School officials, meanwhile, were urging parents to consent before Monday, via their students’ myDSD accounts online.

Under the trial run of “Test to Stay,” students with parental permission would be pulled out of class and tested Monday, with results in 15 to 20 minutes. Those testing negative would be allowed to continue attending school, officials said, while those with positive tests would be sent home “with additional information.”

The Davis School District had previously set up rapid testing sites at its high schools for those participating in district-sponsored athletics and extracurricular activities.
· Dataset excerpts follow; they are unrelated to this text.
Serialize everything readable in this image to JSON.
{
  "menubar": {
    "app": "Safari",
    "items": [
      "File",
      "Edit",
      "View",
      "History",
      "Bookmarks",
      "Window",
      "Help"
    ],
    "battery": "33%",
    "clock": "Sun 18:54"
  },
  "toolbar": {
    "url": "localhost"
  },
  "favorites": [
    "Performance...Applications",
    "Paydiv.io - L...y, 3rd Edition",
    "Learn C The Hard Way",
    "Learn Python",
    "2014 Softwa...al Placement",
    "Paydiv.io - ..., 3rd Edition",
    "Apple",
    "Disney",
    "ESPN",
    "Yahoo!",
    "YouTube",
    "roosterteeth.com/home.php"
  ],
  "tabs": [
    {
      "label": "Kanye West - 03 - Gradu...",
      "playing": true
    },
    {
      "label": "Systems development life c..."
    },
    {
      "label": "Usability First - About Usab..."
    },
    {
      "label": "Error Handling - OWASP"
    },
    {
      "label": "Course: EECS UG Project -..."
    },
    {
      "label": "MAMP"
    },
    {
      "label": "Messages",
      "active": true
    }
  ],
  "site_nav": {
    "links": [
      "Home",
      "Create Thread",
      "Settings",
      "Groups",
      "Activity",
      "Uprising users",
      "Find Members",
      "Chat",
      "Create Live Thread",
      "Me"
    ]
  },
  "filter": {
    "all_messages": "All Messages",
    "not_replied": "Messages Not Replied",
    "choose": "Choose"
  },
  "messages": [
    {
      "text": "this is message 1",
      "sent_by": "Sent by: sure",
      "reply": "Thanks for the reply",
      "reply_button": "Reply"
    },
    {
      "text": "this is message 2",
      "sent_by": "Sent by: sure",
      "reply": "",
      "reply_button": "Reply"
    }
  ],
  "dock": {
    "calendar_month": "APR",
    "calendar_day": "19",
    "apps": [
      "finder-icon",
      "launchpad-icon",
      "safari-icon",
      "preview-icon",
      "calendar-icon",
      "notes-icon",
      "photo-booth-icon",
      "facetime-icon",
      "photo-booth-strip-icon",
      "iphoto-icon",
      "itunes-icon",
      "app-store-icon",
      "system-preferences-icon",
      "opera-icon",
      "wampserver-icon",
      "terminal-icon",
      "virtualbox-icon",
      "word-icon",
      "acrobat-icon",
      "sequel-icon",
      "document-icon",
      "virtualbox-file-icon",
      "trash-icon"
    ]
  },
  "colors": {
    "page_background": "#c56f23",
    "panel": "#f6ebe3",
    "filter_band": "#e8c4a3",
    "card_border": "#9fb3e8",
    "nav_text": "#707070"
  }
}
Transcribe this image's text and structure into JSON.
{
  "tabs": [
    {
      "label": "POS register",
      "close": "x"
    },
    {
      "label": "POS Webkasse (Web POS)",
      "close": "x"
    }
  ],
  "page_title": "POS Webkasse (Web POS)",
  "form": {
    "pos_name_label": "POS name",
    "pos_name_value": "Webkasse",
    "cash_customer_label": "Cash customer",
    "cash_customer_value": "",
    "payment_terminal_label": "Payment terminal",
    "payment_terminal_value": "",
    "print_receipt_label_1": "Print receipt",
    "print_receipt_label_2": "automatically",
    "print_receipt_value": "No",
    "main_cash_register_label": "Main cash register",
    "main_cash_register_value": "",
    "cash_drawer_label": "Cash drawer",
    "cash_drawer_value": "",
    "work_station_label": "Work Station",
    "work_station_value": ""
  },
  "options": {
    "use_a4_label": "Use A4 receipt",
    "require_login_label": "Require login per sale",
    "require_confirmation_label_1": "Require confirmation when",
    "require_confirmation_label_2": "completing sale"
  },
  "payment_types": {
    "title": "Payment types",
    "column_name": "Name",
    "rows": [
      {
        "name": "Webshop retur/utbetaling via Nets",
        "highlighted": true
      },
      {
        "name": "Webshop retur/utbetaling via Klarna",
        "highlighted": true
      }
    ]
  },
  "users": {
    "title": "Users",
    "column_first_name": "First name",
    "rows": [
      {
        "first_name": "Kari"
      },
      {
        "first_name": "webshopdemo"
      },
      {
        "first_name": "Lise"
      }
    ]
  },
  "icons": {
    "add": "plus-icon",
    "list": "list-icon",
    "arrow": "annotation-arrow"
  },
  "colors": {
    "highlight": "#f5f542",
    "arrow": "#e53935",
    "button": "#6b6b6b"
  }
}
It is using Abbott BinaxNow rapid antigen tests, administered by school nurses, the district said on its consent form.

“We know this may be a difficult situation for you,” the note accompanying the form said. “We ask for your help and participation in this program so we may continue to operate as normal.”

Attempts to reach school administrators for additional comment Saturday were unsuccessful.

Students whose parents do not consent will be quarantined from Dec. 8 through 18 and will have access to course content through the Canvas online learning platform, the letter said, but not full class sessions.

In a tweet early Saturday, the school said students who don’t have classes scheduled Monday “can come to school anytime before noon to get tested.”

Records related to COVID-19 diagnostic testing are being retained by the district only as long as they are needed for administrative purposes, the form said, and will then be destroyed.